Howell also appreciated the opportunity to explore Watson in greater depth.

“Watson is a reflection of Arthur Conan Doyle,” Howell says “The character of Sherlock was inspired by a doctor. I thought it would be interesting to show someone like Watson who is an intelligent guy and a veteran, how he would take things happening in front of him and implement the powers of observation he learned from Holmes in his own life.”

In addition to the Holmes characters, “Sherlock Holmes and the East Wind” incorporates the historical figure of William Henry Hunt, who was born a slave and was one of a few African Americans to be part of the U.S. diplomatic corps in the 19th century. He was a diplomat to France from 1906 to 1927.

“Sherlock Holmes and the East Wind” also includes references to the Christmas Truce, when German and British soldiers sang carols to each other on Christmas Eve and Day 1914. It was an act of chivalry that would never be repeated.

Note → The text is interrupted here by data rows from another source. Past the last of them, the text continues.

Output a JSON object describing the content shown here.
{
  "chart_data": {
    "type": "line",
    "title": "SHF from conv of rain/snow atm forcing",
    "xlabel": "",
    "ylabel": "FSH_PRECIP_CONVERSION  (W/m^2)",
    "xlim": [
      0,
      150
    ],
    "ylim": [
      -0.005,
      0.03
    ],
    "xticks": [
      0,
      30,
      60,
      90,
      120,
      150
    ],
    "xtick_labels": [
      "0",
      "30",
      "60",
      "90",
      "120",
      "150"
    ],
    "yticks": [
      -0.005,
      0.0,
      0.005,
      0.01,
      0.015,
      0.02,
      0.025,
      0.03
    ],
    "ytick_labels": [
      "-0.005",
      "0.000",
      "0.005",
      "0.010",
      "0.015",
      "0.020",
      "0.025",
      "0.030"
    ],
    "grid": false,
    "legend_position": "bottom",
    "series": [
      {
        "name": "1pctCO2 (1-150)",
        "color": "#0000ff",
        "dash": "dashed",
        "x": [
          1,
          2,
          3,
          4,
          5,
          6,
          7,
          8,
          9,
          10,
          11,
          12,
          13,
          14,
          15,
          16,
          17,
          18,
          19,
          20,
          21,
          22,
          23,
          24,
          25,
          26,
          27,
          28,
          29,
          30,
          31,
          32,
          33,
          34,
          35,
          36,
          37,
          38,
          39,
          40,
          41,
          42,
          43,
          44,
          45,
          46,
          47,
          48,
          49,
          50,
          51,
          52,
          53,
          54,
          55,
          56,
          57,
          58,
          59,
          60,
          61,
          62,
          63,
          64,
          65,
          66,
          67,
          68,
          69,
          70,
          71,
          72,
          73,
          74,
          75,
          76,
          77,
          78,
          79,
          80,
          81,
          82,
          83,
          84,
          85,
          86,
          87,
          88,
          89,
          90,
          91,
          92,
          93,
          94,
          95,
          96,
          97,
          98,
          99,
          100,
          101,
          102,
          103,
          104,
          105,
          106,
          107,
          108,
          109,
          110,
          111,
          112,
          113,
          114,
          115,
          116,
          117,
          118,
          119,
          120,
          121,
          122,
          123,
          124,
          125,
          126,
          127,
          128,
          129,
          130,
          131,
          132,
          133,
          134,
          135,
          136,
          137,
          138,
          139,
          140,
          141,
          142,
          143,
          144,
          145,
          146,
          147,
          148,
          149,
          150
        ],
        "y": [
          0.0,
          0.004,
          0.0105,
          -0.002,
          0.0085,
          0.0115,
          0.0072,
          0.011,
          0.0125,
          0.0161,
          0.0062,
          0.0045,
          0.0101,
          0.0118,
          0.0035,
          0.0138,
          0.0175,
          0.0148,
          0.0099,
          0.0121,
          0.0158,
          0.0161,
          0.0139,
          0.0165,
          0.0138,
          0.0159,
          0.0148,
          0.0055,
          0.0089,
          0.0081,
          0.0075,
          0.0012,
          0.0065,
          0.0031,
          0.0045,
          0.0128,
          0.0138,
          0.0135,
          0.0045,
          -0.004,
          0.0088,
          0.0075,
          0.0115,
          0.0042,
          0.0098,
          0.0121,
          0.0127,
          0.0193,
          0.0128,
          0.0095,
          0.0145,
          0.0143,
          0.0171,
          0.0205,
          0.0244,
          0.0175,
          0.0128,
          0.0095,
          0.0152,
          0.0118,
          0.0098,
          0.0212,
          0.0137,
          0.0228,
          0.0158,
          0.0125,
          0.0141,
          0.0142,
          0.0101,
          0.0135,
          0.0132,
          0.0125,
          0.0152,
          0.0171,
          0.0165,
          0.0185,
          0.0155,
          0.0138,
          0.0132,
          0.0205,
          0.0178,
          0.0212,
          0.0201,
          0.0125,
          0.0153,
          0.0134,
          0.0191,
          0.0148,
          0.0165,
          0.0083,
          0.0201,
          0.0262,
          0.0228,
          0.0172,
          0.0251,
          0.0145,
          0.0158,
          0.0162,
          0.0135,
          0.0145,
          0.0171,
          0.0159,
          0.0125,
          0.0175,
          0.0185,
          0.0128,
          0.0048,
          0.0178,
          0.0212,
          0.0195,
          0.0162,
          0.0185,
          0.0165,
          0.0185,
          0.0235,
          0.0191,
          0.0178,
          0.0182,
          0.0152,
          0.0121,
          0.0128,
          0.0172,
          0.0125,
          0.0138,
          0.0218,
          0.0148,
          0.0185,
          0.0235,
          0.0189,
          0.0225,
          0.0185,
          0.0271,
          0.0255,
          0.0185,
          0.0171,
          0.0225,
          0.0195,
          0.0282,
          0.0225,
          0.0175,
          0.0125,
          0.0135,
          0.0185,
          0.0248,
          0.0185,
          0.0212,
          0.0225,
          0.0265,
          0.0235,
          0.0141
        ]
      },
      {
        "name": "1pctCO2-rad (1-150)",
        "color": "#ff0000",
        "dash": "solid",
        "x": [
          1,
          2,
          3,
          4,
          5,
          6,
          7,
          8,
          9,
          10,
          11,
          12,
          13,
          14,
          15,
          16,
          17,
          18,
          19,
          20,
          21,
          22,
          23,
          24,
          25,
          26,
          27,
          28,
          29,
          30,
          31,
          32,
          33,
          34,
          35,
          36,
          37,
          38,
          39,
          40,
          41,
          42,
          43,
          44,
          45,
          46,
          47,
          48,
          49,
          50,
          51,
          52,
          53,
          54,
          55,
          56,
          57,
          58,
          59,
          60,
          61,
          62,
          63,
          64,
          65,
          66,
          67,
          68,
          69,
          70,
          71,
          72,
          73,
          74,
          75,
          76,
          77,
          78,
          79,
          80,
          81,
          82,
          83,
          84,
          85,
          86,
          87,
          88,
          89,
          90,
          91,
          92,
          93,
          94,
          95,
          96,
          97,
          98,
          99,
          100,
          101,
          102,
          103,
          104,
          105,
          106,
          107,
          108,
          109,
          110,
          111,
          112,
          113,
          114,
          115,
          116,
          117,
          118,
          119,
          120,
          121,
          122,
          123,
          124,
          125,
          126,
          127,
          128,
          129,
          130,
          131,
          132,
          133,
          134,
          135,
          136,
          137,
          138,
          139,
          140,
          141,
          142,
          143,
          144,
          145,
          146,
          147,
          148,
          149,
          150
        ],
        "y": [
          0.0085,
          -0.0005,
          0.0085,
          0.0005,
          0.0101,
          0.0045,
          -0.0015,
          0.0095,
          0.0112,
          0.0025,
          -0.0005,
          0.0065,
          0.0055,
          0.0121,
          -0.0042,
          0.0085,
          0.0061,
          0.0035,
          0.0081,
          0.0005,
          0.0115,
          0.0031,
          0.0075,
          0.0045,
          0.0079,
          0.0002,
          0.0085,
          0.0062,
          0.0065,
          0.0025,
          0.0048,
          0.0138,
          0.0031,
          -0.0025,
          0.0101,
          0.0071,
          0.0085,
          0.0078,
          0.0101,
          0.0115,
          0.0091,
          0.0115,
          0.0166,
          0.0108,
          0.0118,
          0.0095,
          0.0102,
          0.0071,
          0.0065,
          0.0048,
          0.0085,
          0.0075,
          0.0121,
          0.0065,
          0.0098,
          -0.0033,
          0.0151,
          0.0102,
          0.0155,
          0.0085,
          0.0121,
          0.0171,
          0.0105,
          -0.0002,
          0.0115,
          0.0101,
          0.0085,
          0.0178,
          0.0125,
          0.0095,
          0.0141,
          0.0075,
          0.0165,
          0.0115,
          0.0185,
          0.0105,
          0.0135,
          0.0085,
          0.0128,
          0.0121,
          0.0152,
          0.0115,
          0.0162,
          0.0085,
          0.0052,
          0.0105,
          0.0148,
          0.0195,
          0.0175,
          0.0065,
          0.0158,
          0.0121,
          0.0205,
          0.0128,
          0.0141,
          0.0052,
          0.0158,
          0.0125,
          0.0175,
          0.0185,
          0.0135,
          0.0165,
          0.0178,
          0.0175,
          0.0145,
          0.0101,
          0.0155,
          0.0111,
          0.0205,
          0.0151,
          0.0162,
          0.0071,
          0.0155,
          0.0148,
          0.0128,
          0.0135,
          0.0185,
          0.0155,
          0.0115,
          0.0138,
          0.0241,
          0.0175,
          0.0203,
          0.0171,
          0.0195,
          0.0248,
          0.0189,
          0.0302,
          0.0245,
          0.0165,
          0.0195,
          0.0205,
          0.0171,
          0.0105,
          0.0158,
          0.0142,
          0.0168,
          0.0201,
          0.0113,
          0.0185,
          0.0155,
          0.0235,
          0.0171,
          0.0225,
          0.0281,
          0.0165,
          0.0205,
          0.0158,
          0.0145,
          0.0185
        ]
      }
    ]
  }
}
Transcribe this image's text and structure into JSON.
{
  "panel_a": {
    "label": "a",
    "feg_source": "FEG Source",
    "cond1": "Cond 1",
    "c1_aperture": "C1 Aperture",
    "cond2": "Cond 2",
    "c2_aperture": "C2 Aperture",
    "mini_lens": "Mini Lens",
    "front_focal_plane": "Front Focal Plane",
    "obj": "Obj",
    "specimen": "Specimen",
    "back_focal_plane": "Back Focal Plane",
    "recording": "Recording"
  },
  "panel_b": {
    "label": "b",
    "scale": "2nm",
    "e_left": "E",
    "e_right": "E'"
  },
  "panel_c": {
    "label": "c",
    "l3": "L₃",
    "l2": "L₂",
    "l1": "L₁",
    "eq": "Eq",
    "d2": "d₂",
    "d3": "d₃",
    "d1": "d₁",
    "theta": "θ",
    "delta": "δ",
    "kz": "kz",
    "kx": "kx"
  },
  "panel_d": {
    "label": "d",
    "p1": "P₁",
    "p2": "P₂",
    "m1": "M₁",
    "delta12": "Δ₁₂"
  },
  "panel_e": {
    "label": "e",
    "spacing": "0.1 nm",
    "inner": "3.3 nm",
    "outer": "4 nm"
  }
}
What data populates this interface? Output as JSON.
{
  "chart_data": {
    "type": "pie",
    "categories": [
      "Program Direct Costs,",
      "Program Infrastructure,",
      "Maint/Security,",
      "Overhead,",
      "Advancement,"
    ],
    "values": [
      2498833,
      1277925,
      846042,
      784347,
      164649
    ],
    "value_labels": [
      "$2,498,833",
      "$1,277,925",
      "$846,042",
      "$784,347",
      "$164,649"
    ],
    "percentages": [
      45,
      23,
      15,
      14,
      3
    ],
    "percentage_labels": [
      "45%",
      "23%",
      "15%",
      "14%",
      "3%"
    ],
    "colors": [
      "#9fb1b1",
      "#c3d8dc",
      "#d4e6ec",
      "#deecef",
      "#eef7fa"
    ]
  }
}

The musical takes place on a single set, something purposely designed for the intimate stage of Arizona Rose Theatre.

“We manage to fit a whole lot of set into a tiny little area,” Howell says. “The strength of the story, the strength of the music—we really are just trying to build a space where that will shine. The costumes are really beautiful, but it is the story that we’re focusing on.”

Howell hopes Sherlock Holmes fans will be delighted.

“We have done our best to treat the character with respect and give him the dignity he deserves,” Howell says “We’ve also done our best to bring other interesting characters into the universe, characters who will challenge him. I think, in the end, audiences can count on seeing Sherlock Holmes. We’re treating the character with respect and everything they’re hoping to see out of Sherlock Holmes, they’re going to get.”